1896

Same year, around the world
Featured events in 1896
1896·Africa·War

Battle of Adwa

Ethiopian Emperor Menelik II, with a hundred thousand men and modern rifles, crushed an Italian invasion in the northern mountains of Ethiopia. Eleven thousand Italians were killed or captured in a single day. It was the most decisive African victory over a European power in the colonial age. Ethiopia would keep its independence for another forty years.
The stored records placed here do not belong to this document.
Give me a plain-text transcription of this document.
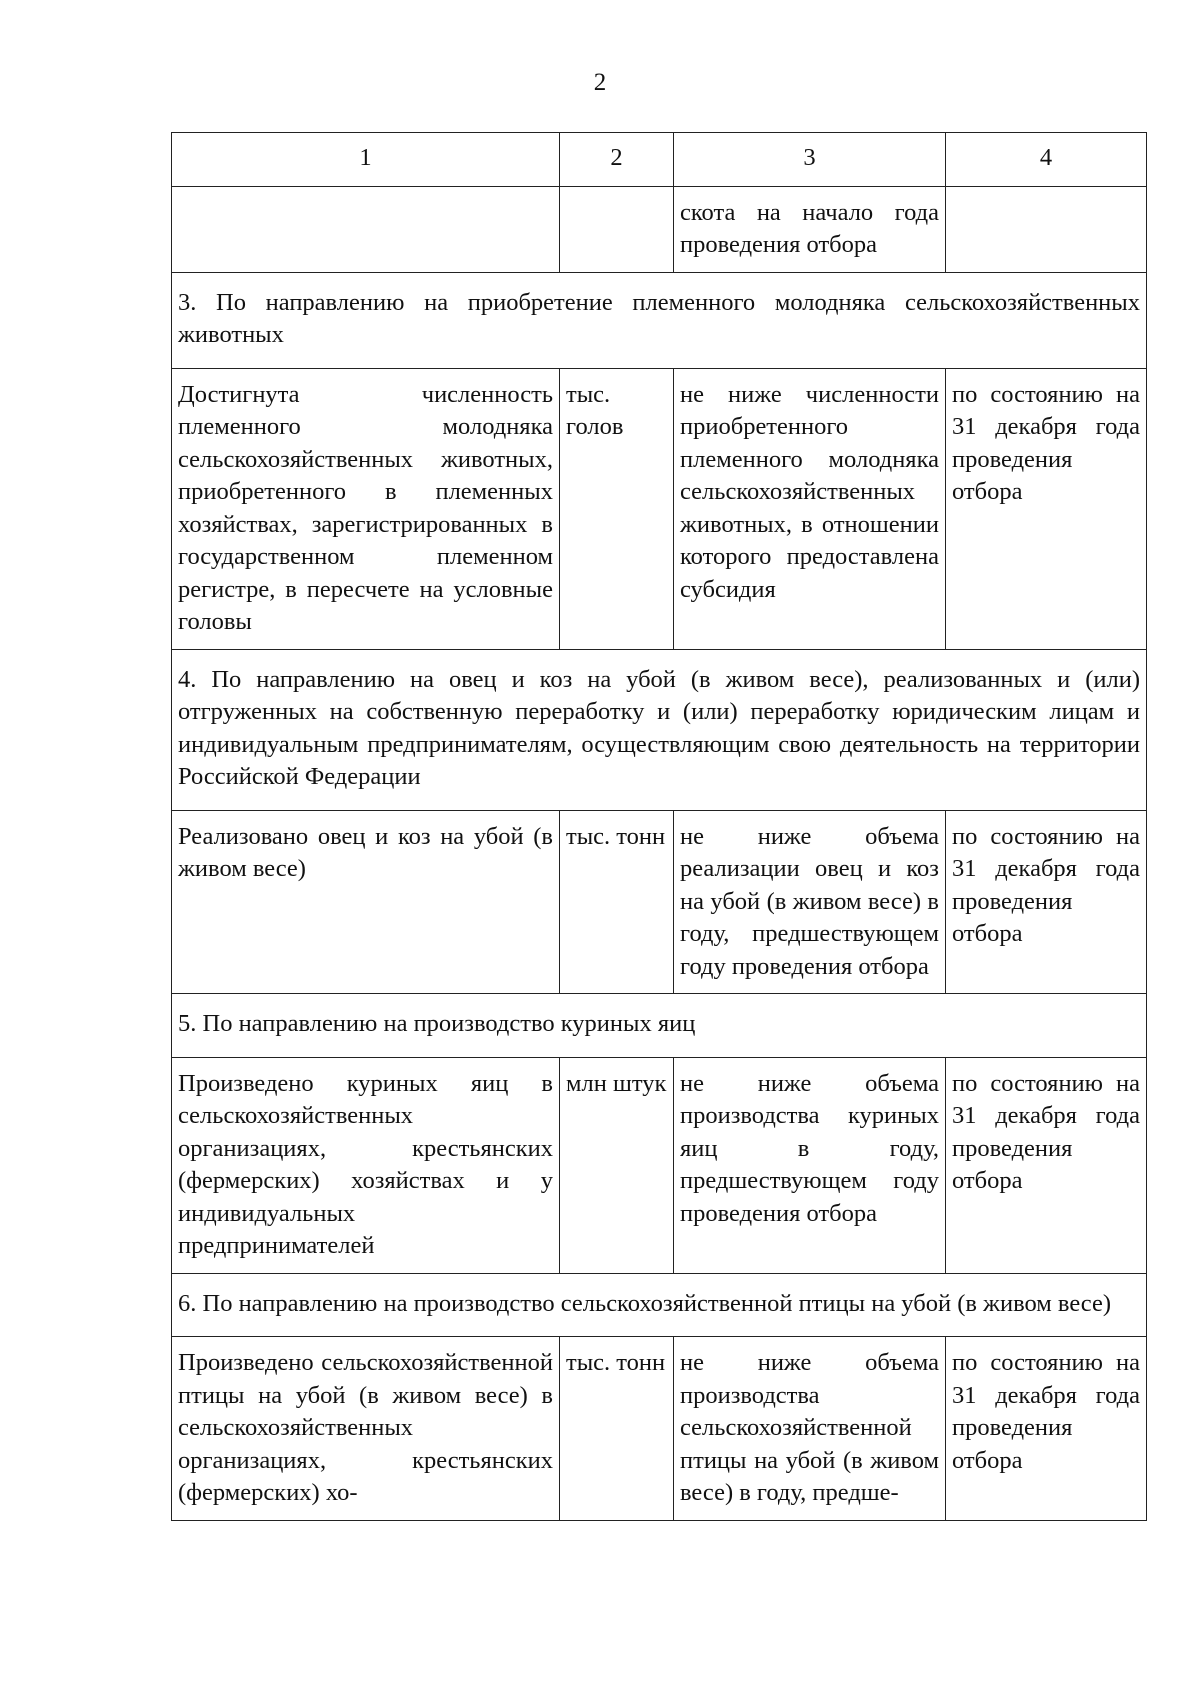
2
1	2	3	4
		скота на начало года проведения отбора	
3. По направлению на приобретение племенного молодняка сельскохозяйственных животных			
Достигнута численность племенного молодняка сельскохозяйственных животных, приобретенного в племенных хозяйствах, зарегистрированных в государственном племенном регистре, в пересчете на условные головы	тыс. голов	не ниже численности приобретенного племенного молодняка сельскохозяйственных животных, в отношении которого предоставлена субсидия	по состоянию на 31 декабря года проведения отбора
4. По направлению на овец и коз на убой (в живом весе), реализованных и (или) отгруженных на собственную переработку и (или) переработку юридическим лицам и индивидуальным предпринимателям, осуществляющим свою деятельность на территории Российской Федерации			
Реализовано овец и коз на убой (в живом весе)	тыс. тонн	не ниже объема реализации овец и коз на убой (в живом весе) в году, предшествующем году проведения отбора	по состоянию на 31 декабря года проведения отбора
5. По направлению на производство куриных яиц			
Произведено куриных яиц в сельскохозяйственных организациях, крестьянских (фермерских) хозяйствах и у индивидуальных предпринимателей	млн штук	не ниже объема производства куриных яиц в году, предшествующем году проведения отбора	по состоянию на 31 декабря года проведения отбора
6. По направлению на производство сельскохозяйственной птицы на убой (в живом весе)			
Произведено сельскохозяйственной птицы на убой (в живом весе) в сельскохозяйственных организациях, крестьянских (фермерских) хо-	тыс. тонн	не ниже объема производства сельскохозяйственной птицы на убой (в живом весе) в году, предше-	по состоянию на 31 декабря года проведения отбора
March 1, 1896Industrial Age
1896·Europe·Science

Becquerel's Radioactivity

Henri Becquerel left a uranium salt on a wrapped photographic plate in a drawer and found, when he developed it, a clear image. The salts were emitting something without being stimulated. Pierre and Marie Curie would spend the next years isolating polonium and radium from tons of pitchblende and naming the phenomenon radioactivity.

March 1, 1896Industrial Age
1896·North America·Politics

Plessy v. Ferguson

The Supreme Court ruled seven to one that "separate but equal" accommodations on Louisiana railroads did not violate the Fourteenth Amendment. The lone dissenter, Justice Harlan, wrote that the Constitution was color-blind. It would take until 1954 for his minority view to become the law. Jim Crow had its constitutional foundation.

May 18, 1896Industrial Age
1896·Europe·Politics

Herzl's Jewish State

A Viennese journalist shaken by the Dreyfus trial published a slim book arguing that Europe's Jews needed a state of their own. Der Judenstaat was dismissed as fantasy by nearly every rabbi who read it. The following year Herzl convened the First Zionist Congress in Basel, and the Jewish state began, slowly, to be organized into being.

1896Industrial Age
1896·Europe·Technology

Marconi Files Wireless Patent

The twenty-two-year-old Italian Guglielmo Marconi, finding no interest in his home country, moved to London and filed the first patent for a system of wireless telegraphy. Within three years he would send signals across the English Channel, and within six across the Atlantic. Ships would no longer vanish without trace.

1896Industrial Age
1896·Europe·Culture

First Modern Olympics

In the marble stadium Herodes Atticus had built in Athens, a Frenchman named Coubertin staged the first modern Olympic Games with 241 athletes from fourteen countries. A Greek shepherd named Spiridon Louis won the marathon. The event was intended, rather optimistically, to promote peace through sport. The games nearly died after a chaotic 1900 Paris edition, but survived to become the world's largest recurring peacetime gathering.

April 6, 1896Industrial Age
1896·North America·Politics

Cross of Gold Speech

At the Democratic convention in Chicago, the thirty-six-year-old William Jennings Bryan electrified delegates with a demand to coin silver and free farmers from the gold standard: "You shall not crucify mankind upon a cross of gold." He won the nomination and lost the election, but he had invented modern mass political oratory in an American idiom.